Warren, the Libetarian Vote and a Crazy Scenario that Leads to Victory in 2020

Admittedly, this crazy exploration of Warren as a libertarian crashes head-on into a wall of contrary evidence pretty fast: it’s not only Medicare for all, but most of Warrenism that wildly conflicts with the anti-government thrust of libertarianism (or for that matter moderate Republicanism, or neoliberal Clintonism). There’s the trillions in spending: free tuition, wiping out college debt, Green New Deal, universal pre-K. There’s a good bit of government meddling and regulation: accountable capitalism, gun control, protectionist trade policies. And there’s ready my lips trillions and trillions of new taxing.

All of this spending and taxing amounts to an effort to redistribute wealth and income. Corruption may be Warren’s central theme, but the central intended result is to reduce inequality and to increase opportunity. Antitrust, restrictions on lobbying, and campaign finance reform may not be a fast enough way to bring the new Gilded Age to an end, and Warren hasn’t hesitated to advocate for a massive array of new government initiatives that would be the biggest expansion of government since the New Deal. As libertarians will be quick to note, Warren’s agenda suffers from a serious internal contradiction: one of the best ways to increase corruption — including capture and rent seeking — is to expand government.

The 3.28%

It would certainly require advanced oratorical skills for Warren to convince the eccentric, outlier libertarian community that she would be better for capitalism than Trump. Reason Magazine and the Cato Institute are not about to endorse her. But if Warren can succeed in making that argument, it could matter in a very significant electoral way. Third party voters count, as Hillary Clinton recently made clear when she accused the 2016 Green Party candidate and Tulsi Gubbard of being dangerous Soviet assets


Trump Margin: 119,770
Libertarian Vote: 206,007

Trump Margin: 14,000
Libertarian Vote: 172,000

Trump Margin: 44,292
Libertarian Vote: 146,714

Trump Margin: 33,00
Libertarian Vote: 105,000

Gary Johnson was the Libertarian Party candidates for President in 2016. Nationally, Johnson won 3.28% of the national popular vote. Johnson did better than that in four fateful states: Florida, Michigan, Pennsylvania, and Wisconsin. Do the math in these states, and you can see that Warren’s path to the presidency could be paved by libertarian votes. Here’s how it would work. First, assume that everywhere else the popular and electoral votes remain the same as in 2016. The only voters to change their votes would be Libertarians. If a third of Libertarians in PA switched from third party to Warren, and a third of the Libs in WI switched, and 8 percent in MI switched, Warren would win.  If Libertarians in FL flipped, Warren would only have to retake Libertarians in either WI or MI.

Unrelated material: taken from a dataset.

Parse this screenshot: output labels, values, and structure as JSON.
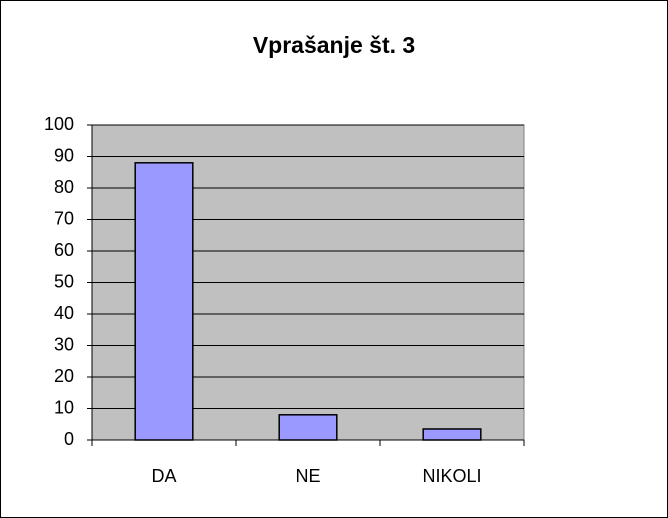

In these insanely partisan times, crazy little things like the Libertarian vote can matter. The New York Times estimates that 15% of swing state voters are “persuadable,” and that of those, 19% voted for Johnson or the Green Party in 2016.

Those of us who value freedom, distrust institutions and abhor bureaucracy often don’t vote, or vote in protest. But frivolous protest gestures can’t be justified in the face Trump’s authoritarian populism, his crony capitalism, his disregard for truth and civility, and his violations of the Constitution.

Therefore, today we are thrilled to announce our new political movement, Libertarians for Warren.*

*Donations from all PACs and high net worth individuals are enthusiastically encouraged.